What all this suggests, I suppose, is that even when Bradbury undertook to explore ideas, from the despoiling American culture of "The Martian Chronicles" to the awful warnings of “The Pedestrian” or "Fahrenheit 451," that’s not really what writers have taken away from his work. The language, yes, and the desolate landscapes, empty streets, and lonely figures, and certainly the celebrations of childhood friendships and libraries and the ends of summers (he’ll always own October) — but not much in the way of social or political thought.
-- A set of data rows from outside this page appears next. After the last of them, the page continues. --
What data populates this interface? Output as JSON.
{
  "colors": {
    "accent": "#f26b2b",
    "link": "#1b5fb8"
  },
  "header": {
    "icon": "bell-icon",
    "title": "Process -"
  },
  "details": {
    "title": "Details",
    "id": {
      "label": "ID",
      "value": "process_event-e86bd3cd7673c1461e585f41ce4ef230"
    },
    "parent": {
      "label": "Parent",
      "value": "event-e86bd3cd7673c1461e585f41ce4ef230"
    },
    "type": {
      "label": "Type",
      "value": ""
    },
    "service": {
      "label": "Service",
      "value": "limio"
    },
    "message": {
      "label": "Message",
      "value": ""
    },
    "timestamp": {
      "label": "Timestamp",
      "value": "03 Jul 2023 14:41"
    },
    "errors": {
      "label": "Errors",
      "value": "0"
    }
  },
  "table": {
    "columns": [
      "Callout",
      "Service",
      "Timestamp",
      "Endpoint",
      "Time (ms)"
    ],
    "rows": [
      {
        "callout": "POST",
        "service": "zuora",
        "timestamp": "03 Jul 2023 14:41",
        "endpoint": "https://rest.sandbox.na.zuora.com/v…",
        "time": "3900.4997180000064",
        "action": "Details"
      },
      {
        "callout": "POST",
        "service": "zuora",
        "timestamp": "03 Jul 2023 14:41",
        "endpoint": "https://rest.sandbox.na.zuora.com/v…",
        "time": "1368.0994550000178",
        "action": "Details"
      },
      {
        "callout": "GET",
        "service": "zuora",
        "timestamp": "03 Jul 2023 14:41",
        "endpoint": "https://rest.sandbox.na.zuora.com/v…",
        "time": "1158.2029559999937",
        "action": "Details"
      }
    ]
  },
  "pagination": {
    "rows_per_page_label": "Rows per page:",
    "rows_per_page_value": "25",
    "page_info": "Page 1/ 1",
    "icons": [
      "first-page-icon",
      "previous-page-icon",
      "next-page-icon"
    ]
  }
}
It may turn out that Bradbury, certainly among the most popular of American writers, was also among the most populist, someone who, like Edwin Arlington Robinson or Aaron Copland or Andrew Wyeth (whom Bradbury cheerfully proclaimed a kindred spirit in the one letter he ever wrote to me) presented technically brilliant celebrations of a certain kind of Americana, who did what they did as well as anyone but who — after a certain point — chose to do no more. Bradbury may have done as much as anyone to shift the rhetorical mode of SF from synecdoche to metaphor, to teach generations of later writers (including the ones in this book) that worlds are made as much of language as of imagination, to carve out such a distinctive space that “Bradburyesque” has become as instantly recognizable a descriptor as “Kafkaesque” — but at some point, which I’ve (admittedly arbitrarily) suggested was around 1962, his focus seemed to shift from becoming Ray Bradbury (to borrow again the title of Jonathan Eller’s book) to being Ray Bradbury. The stories in the later collections — "Quicker Than the Eye," "The Cat’s Pajamas," "One More for the Road" — are not mentioned at all by the contributors to "Shadow Show," nor are the late novels in which Bradbury revisited his earlier iconic worlds, such as "From the Dust Returned" or "Farewell, Summer," though there are moments of brilliance in all of these. But these books didn’t add to the legend so much as allude to it, and they aren’t the ones through which young readers will be discovering Bradbury for a century to come. But the fact that they will be discovering Bradbury, or that Bradbury could have helped shape such diverse and accomplished talents as those represented here, should be monument enough.